Kette der Management-Fehlleistungen und Fehlentscheidungen
Vor dem Hintergrund einer Wirtschaftskrise weist die Kette der Management-Fehlleistungen und Fehlentscheidungen an zu vielen Stellen ungeklärte Lücken und Bruchstellen auf als dass man vor der Wiederholung eines derartigen Krisengeschehens sicher sein könnte. So lange vor und hinter der Kamera die gleichen Personen, umgeben von den gleichen Wirtschaftsprüfern, Headhuntern und Aufsichtsräten, Regie führen wird sich daran vielleicht zu wenig ändern.
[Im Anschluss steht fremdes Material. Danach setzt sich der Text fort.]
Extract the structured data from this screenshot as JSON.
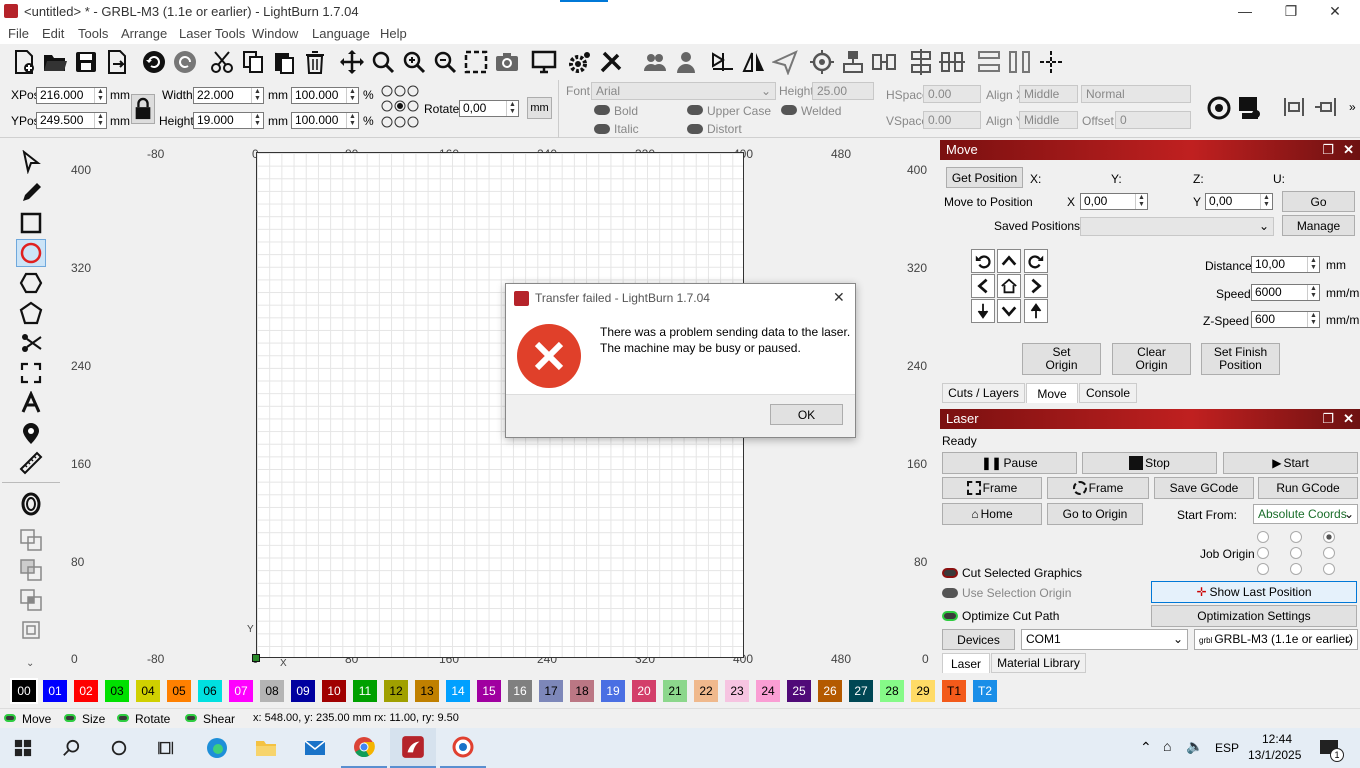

Die größte Gefahr dürfte darin liegen, dass man im Grunde seines Herzens die hier erwähnten anderen Personen überhaupt nicht haben und für Führungspositionen auswählen möchte. Allein dieser Gedanke könnte für sich bereits ein abendfüllendes Programm abgeben. Wenn man aber behaupten sollte, keine anderen Personen zu brauchen oder im Auswahlprozess finden zu können, so sollte man zumindest Vorkehrungen dahingehend treffen, dass in den Entlohnungs- und Anreizsystemen nicht ausgerechnet solche Eigenschaften und Verhaltensweisen prämiert werden, die ihren wesentlichen und damit unrühmlichen Beitrag zu Krise geleistet haben. Regeln zu ändern und einige Personen auszutauschen würde im Grundsatz nichts ändern. Nichts aber könnte fataler sein als ein „Augen zu und durch". Der wirtschaftliche Einbruch war viel zu stark, als dass man danach einfach wieder zur Tagesordnung übergehen könnte. Mit großer Wahrscheinlichkeit wäre dann auch nach der Krise nichts weiter als vor der Krise. Wie die schwere Bürde der angehäuften Schuldenberge in den Jahren nach der Krise abgetragen werden soll, steht in den Sternen. Die Frage wird unter dem Vorwand der Aktualität dringenderer Probleme verdrängt. Vgl. Becker, Jörg: Führungspositionen ohne Klinsmann-Syndrom, ISBN 9783839106440.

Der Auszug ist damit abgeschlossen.